Yesterday fellow NewsBuster Matthew Balan and I wrote about media bias in Reuters and Associated Press reporting on the death of CIA turncoat Philip Agee. Today the Washington Post devoted a 23-paragraph obituary to Agee that was also somewhat lacking.
The Post's Joe Holley did relay to readers that former President George H.W. Bush believes Agee's role in divulging the names of covert operatives resulted in at least one death, that of CIA agent Richard Welch at the hands of Greek terrorists in Athens in December 1975.
Yet while Holley mentioned that in 1987 then-Secretary of State George Schultz denied Agee a passport due to "CIA reports that Mr.
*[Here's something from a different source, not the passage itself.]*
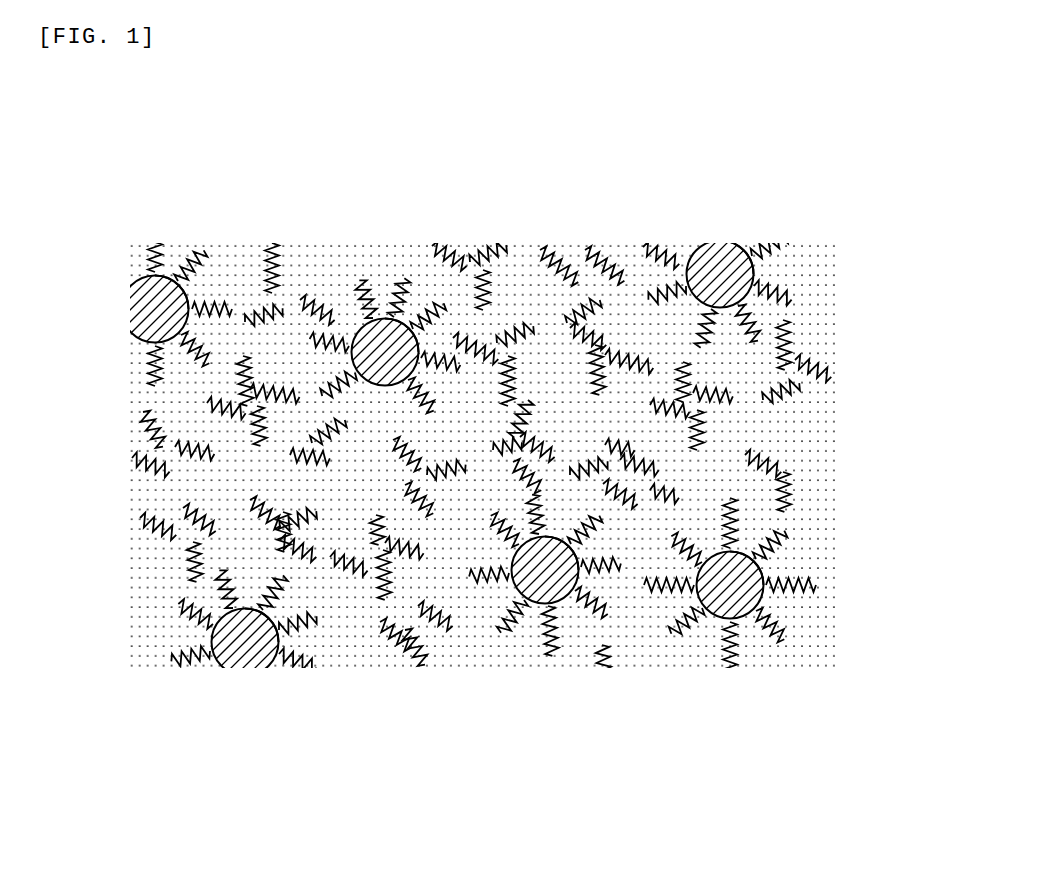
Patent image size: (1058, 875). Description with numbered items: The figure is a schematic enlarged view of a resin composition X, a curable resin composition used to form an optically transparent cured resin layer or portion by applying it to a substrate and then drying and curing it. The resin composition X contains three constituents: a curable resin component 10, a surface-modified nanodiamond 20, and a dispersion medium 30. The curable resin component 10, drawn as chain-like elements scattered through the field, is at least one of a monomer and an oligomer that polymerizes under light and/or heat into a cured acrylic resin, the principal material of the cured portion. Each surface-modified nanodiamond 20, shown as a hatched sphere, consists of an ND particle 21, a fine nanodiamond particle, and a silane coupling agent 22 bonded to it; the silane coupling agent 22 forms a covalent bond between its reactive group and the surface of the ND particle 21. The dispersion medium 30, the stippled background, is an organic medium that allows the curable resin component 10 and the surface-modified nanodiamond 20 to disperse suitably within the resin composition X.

Agee was a paid adviser to Cuban intelligence, had trained Nicaraguan security officials and had tried to thwart the U.S. invasion of Grenada," Holley failed to follow the thread any further on Agee's sympathy with the Marxist regimes, particularly Fidel Castro's.
As a January 9 AP obit noted, Agee was a Castro apologist, writing as late as 2003 in the propaganda newspaper Granma defending Castro's crackdowns on pro-democracy activists:
One of Agee's last essays was published in Granma International newspaper in 2003 shortly after the Cuban government arrested 75 leading dissidents and political activists.
"To think that the dissidents were creating an independent, free civil society is absurd," he wrote, "for they were funded and controlled by a hostile foreign power and to that degree, which was total, they were not free or independent in the least."